In some cases, self-deception might be a sign of a deeper psychological problem. It can be a coping mechanism that allows you to push away negative thoughts. However, it is important to get help if this is the case.
Reoccurring Symptoms to be Aware of
Your emotions don’t match your words
Your behavior doesn’t align with your proclamations
Making Extreme Statements
Feeling inauthentic
Not open to input from others
You are never wrong
Finding yourself in over your head
To be clear, I am not referring to short term self-deception. For example, I had a terrible breakup with someone. Terrible for me.
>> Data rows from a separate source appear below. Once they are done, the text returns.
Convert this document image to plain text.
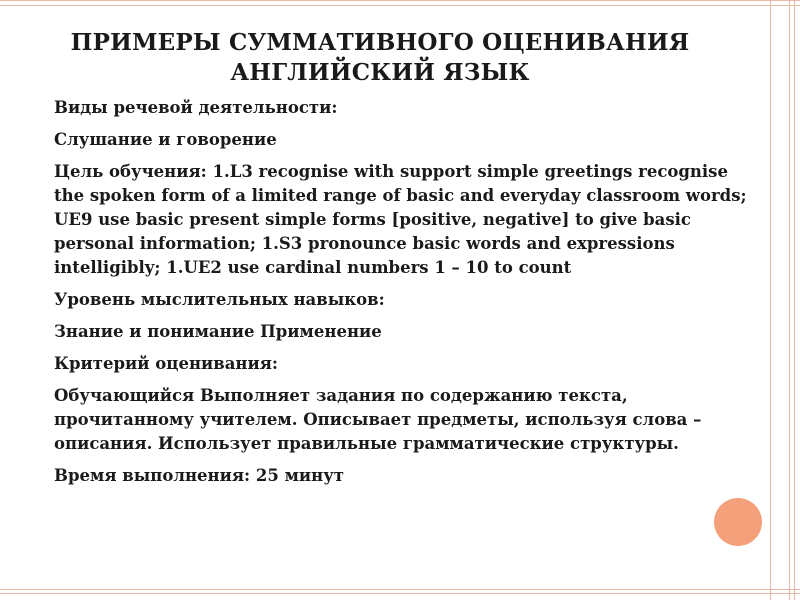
ПРИМЕРЫ СУММАТИВНОГО ОЦЕНИВАНИЯ
АНГЛИЙСКИЙ ЯЗЫК
Виды речевой деятельности:
Слушание и говорение
Цель обучения: 1.L3 recognise with support simple greetings recognise the spoken form of a limited range of basic and everyday classroom words; UE9 use basic present simple forms [positive, negative] to give basic personal information; 1.S3 pronounce basic words and expressions intelligibly; 1.UE2 use cardinal numbers 1 – 10 to count
Уровень мыслительных навыков:
Знание и понимание Применение
Критерий оценивания:
Обучающийся Выполняет задания по содержанию текста, прочитанному учителем. Описывает предметы, используя слова – описания. Использует правильные грамматические структуры.
Время выполнения: 25 минут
I was down and out feeling my life was a total train wreck. In those days I would often go to New York to help a long-time musician friend set up and do sound checks at various clubs on my weekends. One particular club was called Nirvana in the Flatiron Building, that famous triangular building in Times Square. I got there early, and no one was there. I sat a table looking towards New Jersey. Admiring the view, I was still in total despair. Then a beautiful, long-haired blonde entered the room and walked straight towards me as if she was late for an appointment. She sat down smiling and began a conversation with me. I had no idea who she was, or do I recall what we talked about. All I know is I became so uplifted that inside my head it was like the Fourth of July. Bottom line is this. I believed this person was interested in me. I believed she wanted to see me again. I was uplifted from my despair and felt better about myself. Even when I found out otherwise, that this person was just being who she is, I didn’t want to let go of the feelings she empowered to me feel. Eventually I did let go of that self-deception and just celebrated the truth of how uplifted I felt. Short term self-deception.
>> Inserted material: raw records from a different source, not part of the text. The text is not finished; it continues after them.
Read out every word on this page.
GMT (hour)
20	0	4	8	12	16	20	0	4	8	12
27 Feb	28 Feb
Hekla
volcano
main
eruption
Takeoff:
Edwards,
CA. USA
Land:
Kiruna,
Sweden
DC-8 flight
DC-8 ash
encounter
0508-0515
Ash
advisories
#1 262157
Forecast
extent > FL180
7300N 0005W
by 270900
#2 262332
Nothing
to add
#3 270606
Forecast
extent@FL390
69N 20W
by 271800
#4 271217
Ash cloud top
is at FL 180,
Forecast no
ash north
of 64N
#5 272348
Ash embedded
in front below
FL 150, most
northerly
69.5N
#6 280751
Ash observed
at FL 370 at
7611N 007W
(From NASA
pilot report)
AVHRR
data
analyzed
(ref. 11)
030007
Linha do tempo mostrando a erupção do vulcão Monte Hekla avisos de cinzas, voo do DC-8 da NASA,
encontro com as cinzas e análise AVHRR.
On the other hand, I have a friend who is constantly complaining about things in his life. I give him sound advice all the time from job woes to family relationships. He refuses to take any of it. Even though his griping is constant, he believes his way is the only way. Anything else would be an admission of deceiving himself and that he was wrong. Long term self-deception. I can only observe what it’s doing to his life. Sad.
In order to overcome this harmful behavior, it is important to be aware of the ways you self-deceive. Once you have identified the areas in your life that need improvement, it is easier to start the process of change. Being aware is one of those direct challenges we are faced with.
It is a must to be honest with yourself. It may be painful at times, and you may feel vulnerable. This is the first step to overcoming self-deception. If you are not being honest with yourself, it is very difficult to be truthful with others.
Because of my love of music, enjoy the video below. It describes a place many of us have been at one point or another in our lives.
Plato wrote, “there is nothing worse than self-deception–when the deceiver is at home and always with you” (Cratylus 428d).